Life is Strange™ Guide

Recommended episode order for Life is Strange + Before the Storm for Life is Strange™

Recommended episode order for Life is Strange + Before the Storm

Overview

A quick recommended episode order that interweaves episodes of the original Life is Strange with Before the Storm to increase the emotional impact of the games

Quick introduction

I convinced some friends who’d never played the games before to play the games in an order that I felt improved the narrative flaws of the original story. They gave me good feedback, telling me that it flowed very naturally, so I decided to share it. The spoiler-free order is right here, and everything else that follows is a quick justification of the order, WITH spoilers.

  1. Before the Storm bonus episode: Farewell
  2. Life is Strange episode 1
  3. Before the Storm episode 1
  4. Life is Strange episode 2
  5. Before the Storm episode 2
  6. Life is Strange episode 3
  7. Before the Storm episode 3
  8. Life is Strange episode 4
  9. Life is Strange episode 5

As you can see, it’s not complicated at all. Just play Farewell first, then starting with the original game, alternate between LiS and BtS. This order also preserves all consequences between episodes. If you’ve never played before, you can start now. If you have, below is my spoiler-filled justification.

Justification

Final spoiler warning. There are spoilers here!

There are a number of moments in Life is Strange which didn’t ring as true emotionally when I first played them, but by interleaving the episodes like this, we get a number of improvements:

  • Playing Farewell first gives the player more context on Max and Chloe’s relationship. It drives home just how close the two were, and how painful the goodbye was, which makes the reunion in LiS e1 more meaningful.
  • The decision to take Kate’s call or just continue hanging out with Chloe seems painfully easy–Kate is clearly in a worse place. However, players who check Chloe’s phone throughout BtS will realize what a jerk Max was for ghosting Chloe for all those years. While talking to Kate is still pretty obviously the right call, the decision is a lot more painful because now you know how Chloe must be feeling.
  • According to my test audience, just finding out in LiS that Rachel slept with Frank made them feel betrayed.
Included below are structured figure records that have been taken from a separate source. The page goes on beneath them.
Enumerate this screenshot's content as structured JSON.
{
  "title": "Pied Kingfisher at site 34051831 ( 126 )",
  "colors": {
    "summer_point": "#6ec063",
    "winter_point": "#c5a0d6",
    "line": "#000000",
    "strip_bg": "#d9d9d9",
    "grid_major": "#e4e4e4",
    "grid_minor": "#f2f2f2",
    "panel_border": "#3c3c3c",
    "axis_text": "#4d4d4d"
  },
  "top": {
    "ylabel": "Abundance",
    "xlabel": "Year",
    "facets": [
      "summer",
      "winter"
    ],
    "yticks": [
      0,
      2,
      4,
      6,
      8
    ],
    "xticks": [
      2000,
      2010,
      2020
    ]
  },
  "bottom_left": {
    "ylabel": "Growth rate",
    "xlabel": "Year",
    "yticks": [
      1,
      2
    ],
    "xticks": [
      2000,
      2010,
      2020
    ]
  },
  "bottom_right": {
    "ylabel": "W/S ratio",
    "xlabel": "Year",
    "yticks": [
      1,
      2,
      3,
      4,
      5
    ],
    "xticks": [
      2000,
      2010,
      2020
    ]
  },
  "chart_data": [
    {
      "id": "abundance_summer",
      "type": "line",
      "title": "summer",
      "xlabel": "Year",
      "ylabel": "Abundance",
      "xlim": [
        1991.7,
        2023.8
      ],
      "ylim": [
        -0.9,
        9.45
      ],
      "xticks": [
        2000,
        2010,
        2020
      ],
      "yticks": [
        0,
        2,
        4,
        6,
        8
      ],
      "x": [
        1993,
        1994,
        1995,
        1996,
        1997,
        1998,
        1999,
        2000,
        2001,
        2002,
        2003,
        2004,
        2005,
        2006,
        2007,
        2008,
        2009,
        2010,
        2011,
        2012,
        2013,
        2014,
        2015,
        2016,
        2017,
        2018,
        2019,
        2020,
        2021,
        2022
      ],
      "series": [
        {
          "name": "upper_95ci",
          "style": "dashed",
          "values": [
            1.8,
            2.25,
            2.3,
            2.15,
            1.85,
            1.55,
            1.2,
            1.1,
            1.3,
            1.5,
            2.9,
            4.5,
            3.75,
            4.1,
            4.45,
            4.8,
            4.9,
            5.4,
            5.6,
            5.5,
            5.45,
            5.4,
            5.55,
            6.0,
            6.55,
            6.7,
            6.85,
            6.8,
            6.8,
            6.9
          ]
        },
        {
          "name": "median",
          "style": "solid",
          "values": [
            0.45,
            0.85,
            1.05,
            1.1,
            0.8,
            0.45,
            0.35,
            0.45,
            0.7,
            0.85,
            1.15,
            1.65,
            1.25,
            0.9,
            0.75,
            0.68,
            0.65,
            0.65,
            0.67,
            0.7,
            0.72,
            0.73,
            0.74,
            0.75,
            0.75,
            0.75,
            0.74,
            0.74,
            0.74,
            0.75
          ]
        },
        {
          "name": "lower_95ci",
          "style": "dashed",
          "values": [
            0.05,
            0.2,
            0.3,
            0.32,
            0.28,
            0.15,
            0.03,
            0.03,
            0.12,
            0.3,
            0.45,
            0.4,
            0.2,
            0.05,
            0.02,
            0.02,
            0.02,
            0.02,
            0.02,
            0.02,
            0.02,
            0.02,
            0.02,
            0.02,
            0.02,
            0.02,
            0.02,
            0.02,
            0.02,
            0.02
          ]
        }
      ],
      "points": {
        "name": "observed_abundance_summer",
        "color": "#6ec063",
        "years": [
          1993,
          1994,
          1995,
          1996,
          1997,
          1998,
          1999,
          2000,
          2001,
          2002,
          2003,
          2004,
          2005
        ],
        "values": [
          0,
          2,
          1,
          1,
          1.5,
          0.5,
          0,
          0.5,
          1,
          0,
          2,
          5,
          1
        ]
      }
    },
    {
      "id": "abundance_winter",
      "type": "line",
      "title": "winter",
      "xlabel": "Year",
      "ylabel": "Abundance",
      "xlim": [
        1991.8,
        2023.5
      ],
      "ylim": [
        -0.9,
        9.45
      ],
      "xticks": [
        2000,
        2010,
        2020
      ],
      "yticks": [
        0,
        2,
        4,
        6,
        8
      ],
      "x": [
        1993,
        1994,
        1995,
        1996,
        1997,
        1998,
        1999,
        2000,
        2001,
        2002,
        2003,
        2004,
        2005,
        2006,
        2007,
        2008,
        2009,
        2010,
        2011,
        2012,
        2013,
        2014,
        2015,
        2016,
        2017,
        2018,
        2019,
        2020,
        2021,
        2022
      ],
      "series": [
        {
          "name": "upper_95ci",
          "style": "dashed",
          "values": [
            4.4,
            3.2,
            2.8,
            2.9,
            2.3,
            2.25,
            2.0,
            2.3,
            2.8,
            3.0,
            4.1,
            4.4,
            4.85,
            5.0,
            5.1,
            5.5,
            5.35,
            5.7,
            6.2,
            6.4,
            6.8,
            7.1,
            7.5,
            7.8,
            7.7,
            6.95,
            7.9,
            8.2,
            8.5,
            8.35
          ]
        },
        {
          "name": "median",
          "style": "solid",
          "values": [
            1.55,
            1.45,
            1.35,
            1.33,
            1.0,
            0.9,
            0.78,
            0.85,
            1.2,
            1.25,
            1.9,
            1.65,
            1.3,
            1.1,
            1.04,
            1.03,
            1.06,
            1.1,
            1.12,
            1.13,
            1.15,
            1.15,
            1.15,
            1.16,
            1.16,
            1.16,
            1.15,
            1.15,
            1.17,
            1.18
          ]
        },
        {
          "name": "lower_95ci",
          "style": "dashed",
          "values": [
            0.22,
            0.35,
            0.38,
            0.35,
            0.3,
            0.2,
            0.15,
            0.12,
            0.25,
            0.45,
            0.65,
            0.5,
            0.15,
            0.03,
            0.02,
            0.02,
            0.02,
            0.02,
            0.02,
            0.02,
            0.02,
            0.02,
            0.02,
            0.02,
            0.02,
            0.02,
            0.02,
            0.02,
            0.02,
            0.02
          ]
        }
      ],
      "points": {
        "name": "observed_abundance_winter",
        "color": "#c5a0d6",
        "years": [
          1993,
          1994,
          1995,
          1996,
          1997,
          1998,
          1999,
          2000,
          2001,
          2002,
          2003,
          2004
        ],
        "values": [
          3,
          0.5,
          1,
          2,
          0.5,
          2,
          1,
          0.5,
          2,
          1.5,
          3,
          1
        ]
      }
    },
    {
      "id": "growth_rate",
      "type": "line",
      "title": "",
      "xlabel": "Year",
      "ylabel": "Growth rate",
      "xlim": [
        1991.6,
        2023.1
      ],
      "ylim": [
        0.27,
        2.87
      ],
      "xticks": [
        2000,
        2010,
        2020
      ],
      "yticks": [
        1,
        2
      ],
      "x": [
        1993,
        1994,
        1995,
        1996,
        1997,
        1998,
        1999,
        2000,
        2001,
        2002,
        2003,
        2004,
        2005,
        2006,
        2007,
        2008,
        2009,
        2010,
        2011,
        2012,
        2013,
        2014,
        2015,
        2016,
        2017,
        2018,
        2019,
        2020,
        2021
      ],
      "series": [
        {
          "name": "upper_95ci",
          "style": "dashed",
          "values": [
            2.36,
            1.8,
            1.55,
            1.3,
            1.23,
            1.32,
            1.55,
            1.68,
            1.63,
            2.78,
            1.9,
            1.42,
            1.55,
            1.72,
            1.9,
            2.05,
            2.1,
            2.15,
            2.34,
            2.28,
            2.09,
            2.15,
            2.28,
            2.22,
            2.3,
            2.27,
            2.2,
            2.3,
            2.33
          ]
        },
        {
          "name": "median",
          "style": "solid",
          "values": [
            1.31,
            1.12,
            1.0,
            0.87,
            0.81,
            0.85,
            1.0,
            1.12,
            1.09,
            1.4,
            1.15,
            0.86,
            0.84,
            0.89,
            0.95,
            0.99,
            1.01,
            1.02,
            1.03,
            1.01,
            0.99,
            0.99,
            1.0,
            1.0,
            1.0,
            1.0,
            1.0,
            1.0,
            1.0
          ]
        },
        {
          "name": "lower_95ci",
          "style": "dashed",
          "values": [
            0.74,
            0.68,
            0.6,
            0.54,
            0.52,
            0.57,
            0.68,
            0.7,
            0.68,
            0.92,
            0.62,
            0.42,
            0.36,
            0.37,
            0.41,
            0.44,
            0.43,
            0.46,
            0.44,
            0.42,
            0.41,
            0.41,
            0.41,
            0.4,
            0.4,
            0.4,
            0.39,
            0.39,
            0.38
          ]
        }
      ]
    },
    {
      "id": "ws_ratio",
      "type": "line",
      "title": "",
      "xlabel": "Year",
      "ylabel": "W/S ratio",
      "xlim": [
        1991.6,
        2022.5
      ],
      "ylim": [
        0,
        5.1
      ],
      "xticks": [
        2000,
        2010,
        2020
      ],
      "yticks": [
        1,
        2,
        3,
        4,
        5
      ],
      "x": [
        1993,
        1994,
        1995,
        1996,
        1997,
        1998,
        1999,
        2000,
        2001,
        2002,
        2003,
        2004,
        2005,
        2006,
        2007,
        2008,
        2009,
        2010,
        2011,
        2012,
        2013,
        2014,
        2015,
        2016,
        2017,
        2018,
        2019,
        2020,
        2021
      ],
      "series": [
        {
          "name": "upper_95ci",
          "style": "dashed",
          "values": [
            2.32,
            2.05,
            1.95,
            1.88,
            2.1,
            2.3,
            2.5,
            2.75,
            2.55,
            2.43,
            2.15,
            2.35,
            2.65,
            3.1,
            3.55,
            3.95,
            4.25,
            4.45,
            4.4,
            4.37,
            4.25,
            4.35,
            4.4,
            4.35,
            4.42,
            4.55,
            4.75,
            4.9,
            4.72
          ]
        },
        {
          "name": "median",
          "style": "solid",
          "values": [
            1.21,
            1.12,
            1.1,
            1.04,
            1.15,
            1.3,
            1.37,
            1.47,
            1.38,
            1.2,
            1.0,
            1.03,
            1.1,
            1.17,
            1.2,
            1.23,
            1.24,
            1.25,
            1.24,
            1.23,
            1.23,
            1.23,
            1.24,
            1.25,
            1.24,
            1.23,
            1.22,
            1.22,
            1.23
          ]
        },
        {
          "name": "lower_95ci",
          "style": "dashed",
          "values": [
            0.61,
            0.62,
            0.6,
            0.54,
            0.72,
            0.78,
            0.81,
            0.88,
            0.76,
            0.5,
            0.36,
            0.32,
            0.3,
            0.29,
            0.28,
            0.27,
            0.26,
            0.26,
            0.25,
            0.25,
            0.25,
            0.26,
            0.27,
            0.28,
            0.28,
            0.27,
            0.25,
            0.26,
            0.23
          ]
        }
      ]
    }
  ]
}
Most first time LiS players don’t really make much of that.
  • Time traveling back to the day William died actually feels nostalgic, since you actually lived through that day at the very start of the playthrough.
  • Rachel and Chloe’s happy ending in BTS comes just before the episode where Max and Chloe conclusively determine that Rachel is dead. Not only does this make it more heartbreaking, but by placing BtS e3 in the middle of an LiS playthrough, the BtS postcredits scene with the ringing phone now feels more like foreshadowing rather than a mean-spirited downer ending.
  • The final decision also has much more gravitas because now the player has the complete context for just how badly Arcadia bay screwed Chloe over.

And just to be fair, here are the few disadvantages I could come up with:

  • The game is slower to start. Without the time travel gimmick and initial shooting, it might not grab people as quickly because you spend an hour as kids just goofing around in a house. Not exactly the most gripping story.
  • Player has no context for understanding what the butterfly means above the fireplace in Farewell.
  • Tonal dissonance with Nathan potentially getting a happyish ending in BtS, followed by learning that he’s even worse than anyone realized.